Olympia-Talk an der Macromedia – 2024 eine Olympia-Lounge für Athleten in der Hochschule?

Ganz Hamburg steht im Zeichen der Olympischen Spiele 2024. Wenige Tage vor dem Referendum lud die Hochschule Macromedia Hamburg zu einer spannenden Diskussion ein. IOC-Mitglied Claudia Bokel, Bernhard Schwank (stellvertretender Geschäftsführer der Hamburger Olympiabewerbung), Beachvolleyballerin Laura Ludwig und Parakanutin Edina Müller waren sich einig: Olympia wäre ein Gewinn für alle!

Olympia-Talk Macromedia

v.l. Prof. Dr. Thomas Horky (Macromedia), Claudia Bokel (DOSB/IOC), Bernhard Schwank (Bewerbungsgesellschaft Hamburg 2024), Laura Ludwig (Beachvolleyball), Edina Müller (Parakanu), Prof. Dr. Andreas Hebbel-Seeger (Macromedia).
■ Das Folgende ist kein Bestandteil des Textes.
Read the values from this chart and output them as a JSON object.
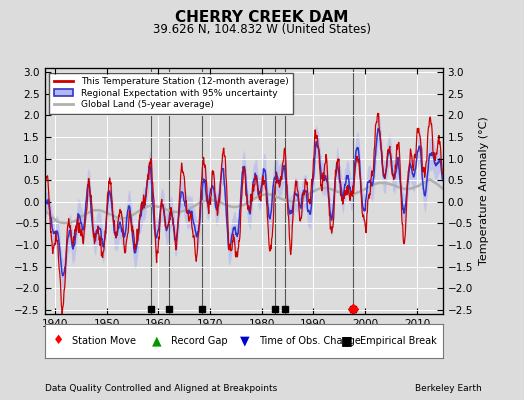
{
  "title": "CHERRY CREEK DAM",
  "subtitle": "39.626 N, 104.832 W (United States)",
  "ylabel": "Temperature Anomaly (°C)",
  "xlabel_note": "Data Quality Controlled and Aligned at Breakpoints",
  "credit": "Berkeley Earth",
  "xlim": [
    1938,
    2015
  ],
  "ylim": [
    -2.6,
    3.1
  ],
  "yticks": [
    -2.5,
    -2,
    -1.5,
    -1,
    -0.5,
    0,
    0.5,
    1,
    1.5,
    2,
    2.5,
    3
  ],
  "xticks": [
    1940,
    1950,
    1960,
    1970,
    1980,
    1990,
    2000,
    2010
  ],
  "bg_color": "#dcdcdc",
  "plot_bg_color": "#dcdcdc",
  "grid_color": "#ffffff",
  "station_moves": [
    1997.7
  ],
  "record_gaps": [],
  "obs_changes": [],
  "empirical_breaks": [
    1958.5,
    1962.0,
    1968.5,
    1982.5,
    1984.5,
    1997.7
  ],
  "seed": 42
}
Im Mittelpunkt der kurzweiligen Runde, die von Prof. Dr. Andreas Hebbel-Seeger und Prof. Dr. Thomas Horky moderiert wurde, standen die Olympischen Spiele aus Sicht der Athleten. Wie könnten Spiele für Sportler aussehen? Und was sind die Forderungen an Hamburg?

Laura Ludwig zählt zu den besten Beachvolleyballerinnen der Welt und verbindet mit Olympia „Gänsehaut pur!“. Die dreifache Europameisterin vom Hamburger SV war 2008 in Peking und 2012 in London dabei – und gewährte den Gästen Einblicke in das Leben eines Olympia-Teilnehmers. Peking sei „ätzend“ gewesen. „Die Spielstätten waren zu weit entfernt“, sagte Ludwig. Das müsse in Hamburg besser werden.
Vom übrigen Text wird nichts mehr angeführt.